Le président de la République démocratique du Congo, Félix Tshisekedi, a appelé mercredi 6 mai à une mobilisation générale des Congolais face à la crise sécuritaire dans l’Est du pays, dénonçant une tentative de « partition » des territoires occupés par les groupes armés et leurs soutiens.
S’exprimant lors d’une conférence de presse organisée au chapiteau de la Cité de l’Union africaine, à Kinshasa, le chef de l’État a exhorté les professionnels des médias à jouer pleinement leur rôle dans l’éveil patriotique de la population.
« Tout ce que je demande à vous, mesdames et messieurs de la presse, c’est d’aider notre pays, d’aider ceux qui le gouvernent, en tout cas par vos informations à édifier l’opinion de nos compatriotes », a déclaré le président congolais.

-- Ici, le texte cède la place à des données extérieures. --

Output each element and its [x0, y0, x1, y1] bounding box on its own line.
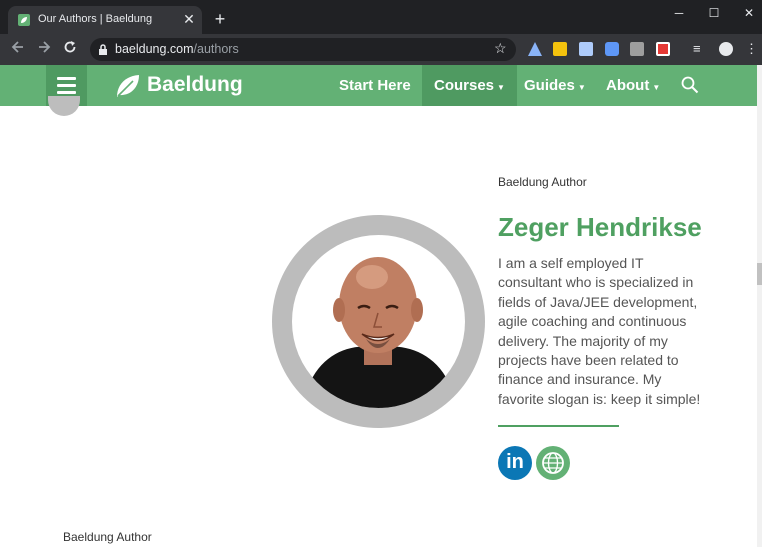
author-avatar — [292, 235, 465, 408]
nav-start-here[interactable]: Start Here — [339, 65, 411, 106]
leaf-icon — [117, 75, 139, 97]
page-scrollbar[interactable] — [757, 65, 762, 547]
url-text: baeldung.com/authors — [115, 42, 239, 56]
chevron-down-icon: ▼ — [497, 83, 505, 92]
chevron-down-icon: ▼ — [577, 83, 586, 92]
chevron-down-icon: ▼ — [652, 83, 661, 92]
browser-tabstrip: Our Authors | Baeldung ✕ + ─ ☐ ✕ — [0, 0, 762, 34]
k-extension-icon[interactable] — [630, 42, 644, 56]
minimize-button[interactable]: ─ — [664, 4, 694, 22]
close-window-button[interactable]: ✕ — [734, 4, 762, 22]
address-bar[interactable]: baeldung.com/authors ☆ — [90, 38, 516, 61]
author-divider — [498, 425, 619, 427]
notes-extension-icon[interactable] — [553, 42, 567, 56]
menu-kebab-icon[interactable]: ⋮ — [745, 42, 758, 56]
edit-extension-icon[interactable] — [579, 42, 593, 56]
bio-line: agile coaching and continuous — [498, 313, 687, 330]
bio-line: favorite slogan is: keep it simple! — [498, 390, 701, 407]
bio-line: consultant who is specialized in — [498, 274, 694, 291]
scrollbar-thumb[interactable] — [757, 263, 762, 285]
media-control-icon[interactable]: ≡ — [693, 42, 707, 56]
bio-line: finance and insurance. My — [498, 371, 662, 388]
nav-guides[interactable]: Guides ▼ — [524, 65, 586, 106]
pocket-extension-icon[interactable] — [656, 42, 670, 56]
maximize-button[interactable]: ☐ — [699, 4, 729, 22]
new-tab-button[interactable]: + — [210, 9, 230, 29]
bio-line: delivery. The majority of my — [498, 332, 668, 349]
previous-author-avatar — [48, 96, 80, 116]
bio-line: fields of Java/JEE development, — [498, 293, 698, 310]
lock-icon — [99, 44, 107, 55]
reload-icon[interactable] — [60, 40, 80, 60]
profile-avatar-icon[interactable] — [719, 42, 733, 56]
tab-close-icon[interactable]: ✕ — [182, 10, 196, 28]
back-arrow-icon[interactable] — [8, 40, 28, 60]
browser-toolbar: baeldung.com/authors ☆ ≡ ⋮ — [0, 34, 762, 65]
author-name[interactable]: Zeger Hendrikse — [498, 212, 702, 243]
bio-line: I am a self employed IT — [498, 255, 644, 271]
baeldung-favicon-icon — [18, 14, 30, 26]
website-icon[interactable] — [536, 446, 570, 480]
bio-line: projects have been related to — [498, 352, 679, 369]
bookmark-star-icon[interactable]: ☆ — [494, 40, 507, 57]
linkedin-icon[interactable]: in — [498, 446, 532, 480]
search-icon[interactable] — [681, 76, 699, 94]
author-bio: I am a self employed IT consultant who i… — [498, 254, 723, 409]
tab-title: Our Authors | Baeldung — [38, 13, 153, 25]
browser-tab[interactable]: Our Authors | Baeldung ✕ — [8, 6, 202, 34]
forward-arrow-icon[interactable] — [34, 40, 54, 60]
logo-text: Baeldung — [147, 73, 243, 96]
nav-courses[interactable]: Courses ▼ — [422, 65, 517, 106]
site-navbar: Baeldung Start Here Courses ▼ Guides ▼ Abo… — [0, 65, 757, 106]
drive-extension-icon[interactable] — [528, 42, 542, 56]
camera-extension-icon[interactable] — [605, 42, 619, 56]
next-author-role-label: Baeldung Author — [63, 530, 152, 544]
author-role-label: Baeldung Author — [498, 175, 587, 189]
nav-about[interactable]: About ▼ — [606, 65, 660, 106]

Selon lui, une partie de la population reste spectatrice face à « cette agression barbare et injuste » dont la RDC est victime. « Si nous ne sommes pas éveillés, si nous ne faisons pas attention, nous risquons d’être emportés. Notre pays risque d’être emporté », a-t-il averti.
Le président Tshisekedi a également accusé les « agresseurs » présents dans les territoires occupés de vouloir imposer leur administration locale. « Ils sont en train de changer les chefs coutumiers et d’imposer les leurs. Ils mettent leur police et essayent d’institutionnaliser cette partition », a-t-il affirmé.
Tout en saluant la pression diplomatique et les sanctions prises contre les responsables de l’insécurité dans l’Est, le chef de l’État a remercié les partenaires internationaux de la RDC, notamment les États-Unis et le Qatar, pour leur soutien.
« Rien n’est exclu. Nous pourrions tout aussi bien retomber encore dans la guerre. C’est pour cela que je demande la mobilisation tous azimuts de nos compatriotes. Ne restons pas distraits. Il s’agit ici de notre souveraineté », a martelé le commandant suprême des Forces armées de la RDC.
Aussi, Félix Tshisekedi a insisté sur le devoir patriotique des journalistes congolais. « La souveraineté, notre souveraineté, nous devrions en être jaloux. Personne ne doit oser la toucher (…) Vous êtes d’abord et avant tout des Congolaises et des Congolais. Vous devez travailler dans le sens d’éveiller la conscience de nos compatriotes », a-t-il conclu.